Daniel Oliveira –
Expresso, opinião, em Blogues
Nos países que se
querem civilizados a sociedade organiza-se para garantir aos deficientes, na
medida em que isso seja possível, a mesma qualidade de vida, oportunidades de
trabalho e direitos que aos restantes cidadãos. E isso implica custos que, como
um todo, assumimos.
O que o Estado
português garante aos deficientes é muito pouco. Pouco mais de 200 euros de pensão
social de invalidez para quem, em grande parte dos casos, tem de gastar
muitíssimo mais do que isso para garantir o que aos não deficientes sai de
borla: a mobilidade e as capacidades físicas essenciais que para a maioria são
tão naturais como respirar. O subsídio de assistência por terceira pessoa - que
é dado a quem tenha uma pessoa deficiente a cargo que precise de assistência de
pelo menos 30 horas por semana - é de 88 euros. Dá cerca de cinquenta cêntimos
por hora. O subsídio mensal vitalício, também para quem tenha uma pessoa
deficiente a cargo com mais de 24 anos, para supostamente pagar todas as
despesas, é de 177 euros. Na realidade, não estamos a falar de subsídios mas
sim de esmolas. Dinheiro que não daria para uma pessoa sem qualquer deficiência
sobreviver.
Para além disto, os
produtos de apoio - cadeiras de rodas, andarilhos, adaptações dos automóveis,
próteses, fraldas, sondas ou algalias - são, em parte, suportados pelo Estado.
Porque se tratam de despesas extra que o resto dos cidadãos não têm e que são
indispensáveis para que estas pessoas vivam e trabalhem. O orçamento para este
apoio era de 12 milhões de euros anuais. Em PPP's e BPN's são menos do que
trocos. E correspondem a 40 António Borges por ano.
Como se não
bastasse a ridicularia, o Estado decidiu cortar 30% nesta despesa. Para 8
milhões. Tem uma desculpa: a execução do ano passado foi baixa. Pois foi.

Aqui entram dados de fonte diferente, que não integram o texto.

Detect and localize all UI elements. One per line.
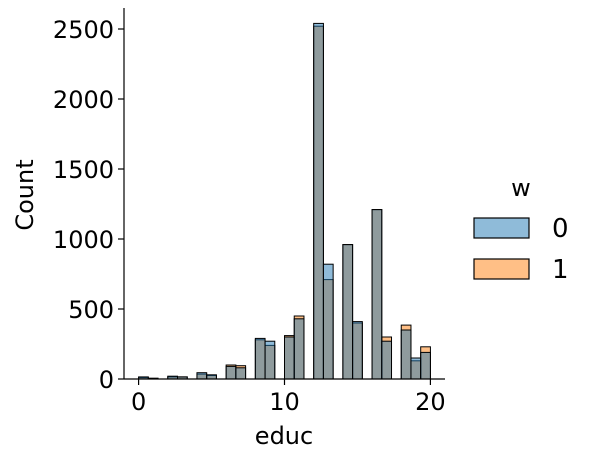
bar-series0-bin21: [342, 244, 354, 380]
y-tick-label: 1500: [53, 156, 114, 184]
bar-series0-bin28: [410, 357, 422, 380]
legend-swatch-0: [473, 217, 530, 239]
bar-series0-bin24: [371, 209, 383, 380]
x-axis-label: educ: [255, 422, 313, 450]
bar-series0-bin7: [206, 374, 217, 380]
series-0-bars: [138, 22, 431, 380]
y-tick-label: 500: [68, 296, 114, 324]
y-tick-label: 0: [99, 366, 114, 394]
bar-series0-bin6: [196, 372, 208, 380]
x-tick-label: 10: [269, 388, 300, 416]
bar-series0-bin13: [264, 340, 276, 380]
series-1-bars: [138, 25, 431, 380]
x-tick-label: 0: [131, 388, 146, 416]
bar-series0-bin15: [284, 336, 295, 380]
y-axis-label: Count: [11, 159, 39, 230]
y-tick-label: 2000: [53, 86, 114, 114]
x-tick-label: 20: [415, 388, 446, 416]
y-ticks: 0 500 1000 1500 2000 2500: [53, 16, 124, 394]
bar-series0-bin10: [235, 367, 247, 380]
legend: w 0 1: [473, 174, 569, 285]
legend-label-0: 0: [552, 214, 569, 244]
bar-series0-bin12: [254, 337, 266, 380]
bar-series0-bin25: [381, 340, 393, 380]
legend-swatch-1: [473, 258, 530, 280]
bar-series0-bin9: [225, 365, 237, 380]
bar-series0-bin22: [352, 321, 363, 380]
y-tick-label: 1000: [53, 226, 114, 254]
bar-series0-bin27: [400, 329, 412, 380]
axes: [123, 8, 445, 380]
legend-title: w: [511, 174, 531, 202]
legend-label-1: 1: [552, 255, 569, 285]
x-ticks: 0 10 20: [131, 379, 446, 416]
bar-series0-bin19: [322, 263, 334, 380]
bar-series0-bin18: [313, 22, 324, 380]
y-tick-label: 2500: [53, 16, 114, 44]
bar-series0-bin29: [420, 351, 431, 380]
bar-series0-bin16: [293, 318, 305, 380]
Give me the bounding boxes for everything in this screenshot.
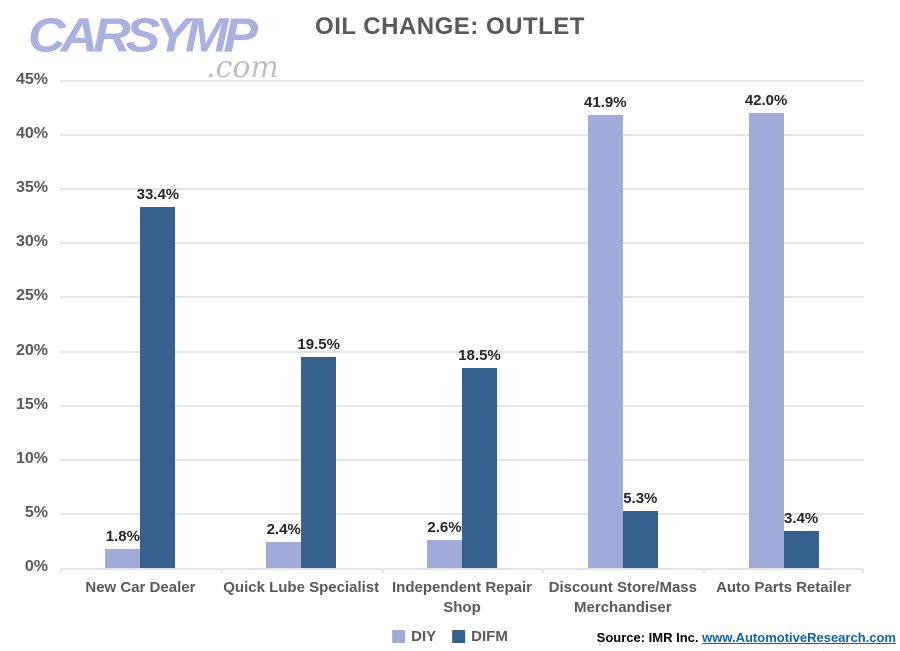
source-link[interactable]: www.AutomotiveResearch.com bbox=[702, 630, 896, 645]
x-axis-labels: New Car Dealer Quick Lube Specialist Indep… bbox=[60, 578, 864, 622]
gridline-45pct bbox=[60, 80, 864, 82]
y-tick-label: 5% bbox=[24, 503, 48, 521]
y-tick-label: 25% bbox=[15, 287, 48, 305]
legend-item-diy: DIY bbox=[392, 628, 436, 645]
legend-item-difm: DIFM bbox=[452, 628, 508, 645]
legend-swatch-difm bbox=[452, 630, 466, 643]
gridline-25pct bbox=[60, 296, 864, 299]
bar-value-label: 1.8% bbox=[105, 527, 140, 545]
bar-difm bbox=[462, 367, 497, 568]
gridline-40pct bbox=[60, 134, 864, 137]
bar-value-label: 33.4% bbox=[136, 185, 180, 203]
carsymp-logo: CARSYMP .com bbox=[28, 4, 298, 85]
y-tick-label: 40% bbox=[15, 125, 48, 143]
y-tick-label: 20% bbox=[15, 341, 48, 359]
logo-brand-text: CARSYMP bbox=[28, 9, 258, 63]
bar-diy bbox=[587, 114, 623, 568]
source-prefix: Source: IMR Inc. bbox=[596, 630, 703, 645]
category-label: New Car Dealer bbox=[85, 579, 196, 596]
y-tick-label: 15% bbox=[15, 395, 48, 413]
y-tick-label: 45% bbox=[15, 71, 48, 88]
bar-value-label: 41.9% bbox=[584, 93, 627, 111]
x-axis-tick bbox=[862, 568, 864, 573]
bar-value-label: 42.0% bbox=[744, 92, 788, 110]
chart-legend: DIY DIFM bbox=[392, 628, 508, 645]
category-label: Auto Parts Retailer bbox=[716, 579, 852, 596]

Porque o despacho que a determinou chegou tarde e a más horas. E porque os
deficientes se depararam, de forma sistemática, com desumanas recusas na
atribuição destes apoios. E há verbas que deveriam ter sido transferidas para
os hospitais em 2011 e nem em 2012 lá chegaram. 6 milhões (metade) ficaram na
gaveta apesar de tanta gente precisar deles e ver esse apoio, que lhes é
devido, recusado. Conclusão: se o Estado consegue deixar estes cidadãos sem
apoio, mais vale tirar isso do Orçamento.
Quando José
Sócrates estava no governo decidiu cortar nos benifícios fiscais dados aos
deficientes. Benefícios fiscais mais do que justificados. Porque, repito, para
um deficiente viver com os mesmos direitos que os restantes cidadãos tem de
gastar mais dinheiro. Esses custos acrescidos estão quantificados por um estudo
do CES da Universidade de Coimbra. Variam entre os 4.103€ e 25.307€ anuais,
dependendo do tipo e grau de incapacidade. Mais do que os rendimentos de muitos
destes cidadãos.
Na altura, escrevi
sobre o assunto, tendo apoiado a oposição - toda ela -, que se revoltou com
esta medida. O PSD apresentou mesmo uma proposta de alteração ao orçamento de
2009 para repor esses beneficios. Chegado ao poder, esqueceu-se da sua
indignação e deixou tudo como estava. Garantido o voto, tudo pode continuar
como antes.
Para se
manifestarem contra o pornográfico corte que foi feito no ridículo orçamento
para apoio aos deficientes e exigir que a maioria que suporta este governo seja
coerente com o que defendeu quando estava na oposição, centenas de deficientes
estão em frente à Assembleia da República. Mantive contacto com alguns
organizadores e sou testemunha do enorme esforço logístico e humano que este
combate lhes exige. Mas, sendo gente habituada a lutar pelos mais básicos dos
direitos, não desistem e só de lá sairão quando o governo tiver a decência de
voltar atrás neste crime. Ainda não tinham chegado a São Bento e já estavam a
vencer. O Instituto Nacional para a Reabilitação anunciava o reforço da verba
em cerca de 1 milhão de euros. Faltam os outros três milhões e os benefícios
fiscais que lhes foram retirados pelo governo anterior. Que resistam. E que
tenham de todos os cidadãos a solidariedade e apoio ativo que merecem.